Forum Moderators: coopster
I've been working with php for a number of years now; a number of projects I've done involve multi-page forms. What I've done up to this point, I've carried inserted all post variables into sessions to carry the information forward (and backward if the user wants to re-view/revise information already input on a previous page). Then, on the last page of the multi-page "form set" I drop the information collected in my session vars into one or more db tables.
More times than not, this works fine. However (and on a recently deployed project) sometimes the db ends up with totally blank field data - comprehensive validation routines check each field for empty/invalid data when the user goes from one page to the next, so I know it's not a validation issue. Are the sessions somehow screwing things up on these rare - I hate it when stuff like this happens without any repeatable reason! - occasions? I don't have a clue. Did the user just close their browser (or did the power go off) when they were half way through the form? Maybe, but - under those circumstances, why would anything be posted to the db as the db insert happens when the user presses the "finish" button on the very last page of the form set.
I've read some posts that indicate that temp db tables would be a good alternative to sessions when dealing with data for multi-page forms... but that's been the ONLY other "persistent" solution I've come across.
So... after all of that... (and after the latest "empty-db-field" mystery) I'd like to really get opinions regarding what the good folks here consider a best-practice workflow for multiple form page persistence.
And, if anyone else has run across the same problems with blank db fields - and the reason for this - I'd love to know about it!
Great appreciation in advance!
Neophyte
More times than not, this works fine.

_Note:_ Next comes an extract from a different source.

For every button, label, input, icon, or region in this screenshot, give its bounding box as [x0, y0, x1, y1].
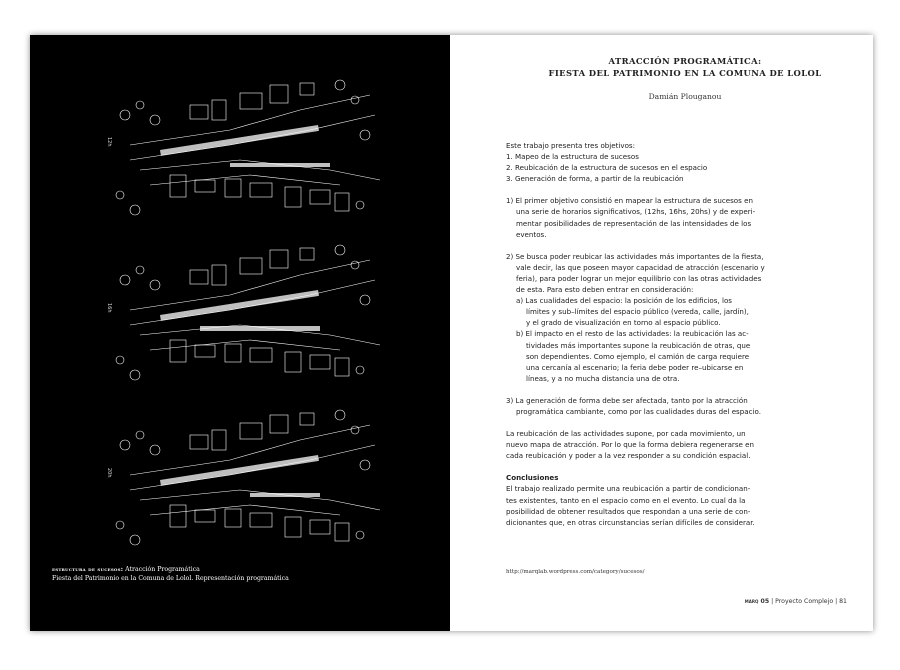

However (and on a recently deployed project) sometimes the db ends up with totally blank field data - comprehensive validation routines check each field for empty/invalid data when the user goes from one page to the next, so I know it's not a validation issue.
It doesn't look as if you are validating your (session) data before saving it in the DB?

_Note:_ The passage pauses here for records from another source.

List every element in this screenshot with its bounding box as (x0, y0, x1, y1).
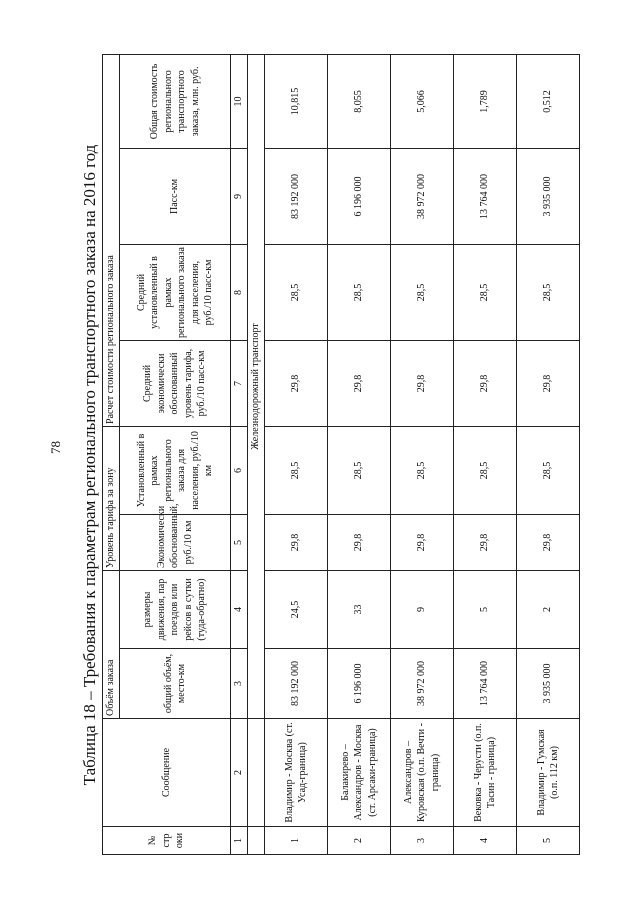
cell-pass-km: 13 764 000 (454, 148, 517, 244)
cell-set: 28,5 (265, 426, 328, 514)
cell-pairs: 2 (517, 570, 580, 648)
header-total-cost: Общая стоимость регионального транспортного заказа, млн. руб. (120, 54, 231, 148)
cell-volume: 13 764 000 (454, 649, 517, 719)
header-route: Сообщение (103, 719, 231, 827)
header-volume: общий объём, место-км (120, 649, 231, 719)
header-avg-econ: Средний экономически обоснованный уровень тарифа, руб./10 пасс-км (120, 340, 231, 426)
rotated-table-sheet (80, 55, 560, 855)
group-volume: Объём заказа (103, 570, 120, 718)
cell-econ: 29,8 (265, 514, 328, 570)
column-number: 9 (231, 148, 248, 244)
column-number: 8 (231, 244, 248, 340)
header-pass-km: Пасс-км (120, 148, 231, 244)
header-pairs: размеры движения, пар поездов или рейсов в сутки (туда-обратно) (120, 570, 231, 648)
cell-econ: 29,8 (391, 514, 454, 570)
cell-total: 0,512 (517, 54, 580, 148)
column-number: 1 (231, 827, 248, 855)
table-row (517, 54, 580, 854)
header-econ-tariff: Экономически обоснованный, руб./10 км (120, 514, 231, 570)
cell-row-number: 5 (517, 827, 580, 855)
column-number: 6 (231, 426, 248, 514)
cell-pairs: 33 (328, 570, 391, 648)
cell-avg-set: 28,5 (517, 244, 580, 340)
column-number: 5 (231, 514, 248, 570)
cell-avg-set: 28,5 (454, 244, 517, 340)
header-set-tariff: Установленный в рамках регионального заказа для населения, руб./10 км (120, 426, 231, 514)
cell-avg-econ: 29,8 (391, 340, 454, 426)
cell-volume: 38 972 000 (391, 649, 454, 719)
cell-avg-econ: 29,8 (517, 340, 580, 426)
cell-volume: 6 196 000 (328, 649, 391, 719)
column-number: 10 (231, 54, 248, 148)
cell-row-number: 2 (328, 827, 391, 855)
table-row (328, 54, 391, 854)
cell-set: 28,5 (328, 426, 391, 514)
cell-avg-set: 28,5 (265, 244, 328, 340)
page-number: 78 (48, 441, 63, 454)
cell-row-number: 3 (391, 827, 454, 855)
cell-total: 1,789 (454, 54, 517, 148)
cell-volume: 83 192 000 (265, 649, 328, 719)
column-number: 7 (231, 340, 248, 426)
tariff-table (102, 54, 580, 855)
group-calc: Расчет стоимости регионального заказа (103, 54, 120, 426)
cell-avg-set: 28,5 (391, 244, 454, 340)
cell-route: Вековка - Черусти (о.п. Тасин - граница) (454, 719, 517, 827)
cell-set: 28,5 (517, 426, 580, 514)
cell-econ: 29,8 (454, 514, 517, 570)
cell-pairs: 24,5 (265, 570, 328, 648)
cell-route: Владимир - Москва (ст. Усад-граница) (265, 719, 328, 827)
cell-total: 5,066 (391, 54, 454, 148)
cell-volume: 3 935 000 (517, 649, 580, 719)
cell-total: 8,055 (328, 54, 391, 148)
cell-avg-set: 28,5 (328, 244, 391, 340)
cell-row-number: 1 (265, 827, 328, 855)
cell-pairs: 9 (391, 570, 454, 648)
cell-row-number: 4 (454, 827, 517, 855)
table-row (454, 54, 517, 854)
cell-avg-econ: 29,8 (265, 340, 328, 426)
table-row (391, 54, 454, 854)
table-row (265, 54, 328, 854)
column-number: 3 (231, 649, 248, 719)
cell-pass-km: 3 935 000 (517, 148, 580, 244)
cell-route: Балакирево – Александров - Москва (ст. Арсаки-граница) (328, 719, 391, 827)
cell-avg-econ: 29,8 (328, 340, 391, 426)
cell-set: 28,5 (454, 426, 517, 514)
group-tariff: Уровень тарифа за зону (103, 426, 120, 570)
header-row-number: № стр оки (103, 827, 231, 855)
cell-pass-km: 38 972 000 (391, 148, 454, 244)
cell-route: Владимир - Гумская (о.п. 112 км) (517, 719, 580, 827)
cell-route: Александров – Куровская (о.п. Вечти - граница) (391, 719, 454, 827)
section-spacer (248, 827, 265, 855)
header-avg-set: Средний установленный в рамках регионального заказа для населения, руб./10 пасс-км (120, 244, 231, 340)
cell-avg-econ: 29,8 (454, 340, 517, 426)
cell-econ: 29,8 (517, 514, 580, 570)
table-title: Таблица 18 – Требования к параметрам регионального транспортного заказа на 2016 год (80, 144, 99, 786)
section-spacer (248, 719, 265, 827)
cell-pass-km: 6 196 000 (328, 148, 391, 244)
cell-pass-km: 83 192 000 (265, 148, 328, 244)
section-title: Железнодорожный транспорт (248, 54, 265, 718)
cell-econ: 29,8 (328, 514, 391, 570)
column-number: 4 (231, 570, 248, 648)
column-number: 2 (231, 719, 248, 827)
cell-pairs: 5 (454, 570, 517, 648)
cell-total: 10,815 (265, 54, 328, 148)
cell-set: 28,5 (391, 426, 454, 514)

Is it possible that a robot is spaming the last page of your form? Any session data probably won't be set in this case.
I never thought about validating the sessions before database inclusion (does anyone else do this? Interested to hear if anyone does!).
I've also never heard of a robot spamming session data! How does this happen? are there any guards against this?
Still also interested in anyone weighing in on whether sessions are really the way to go with multi-page form data or temp db tables, or something entirely different!
Neophyte
I never thought about validating the sessions before database inclusion (does anyone else do this? Interested to hear if anyone does!).
I wasn't just referring to validating the session data, but validating the data you are about to insert into your database - wherever that might be coming from (session, cookie, flatfile, form fields...). The data that is passed to your database inclusion routine should be validated.
I've also never heard of a robot spamming session data! How does this happen? are there any guards against this?
The robot isn't specifically spamming your session data. If a robot spams your form - robots generally don't support cookies - your session data is not going to be populated. The robot could have found the URL of the last page of your form and is targeting that directly - although, it just needs to know where the form is actually being posted to.
Still also interested in anyone weighing in on whether sessions are really the way to go with multi-page form data or temp db tables, or something entirely different!
Are you referring to using temp db tables in order to store your session data (ie. session-set-save-handler() [uk2.php.net]) or somehow managing your own user sessions entirely? Creating a custom session handler (to store session data in a DB) still uses sessions and I would have thought you would need to do that or use hidden fields in your form (as idfer suggests) in order to manage your multi page forms, IMO.
If your users were logged in the I suppose you could store the form data against that user, rather than just the session? But I too would be interested in hear of any other ways to handle multi-page forms.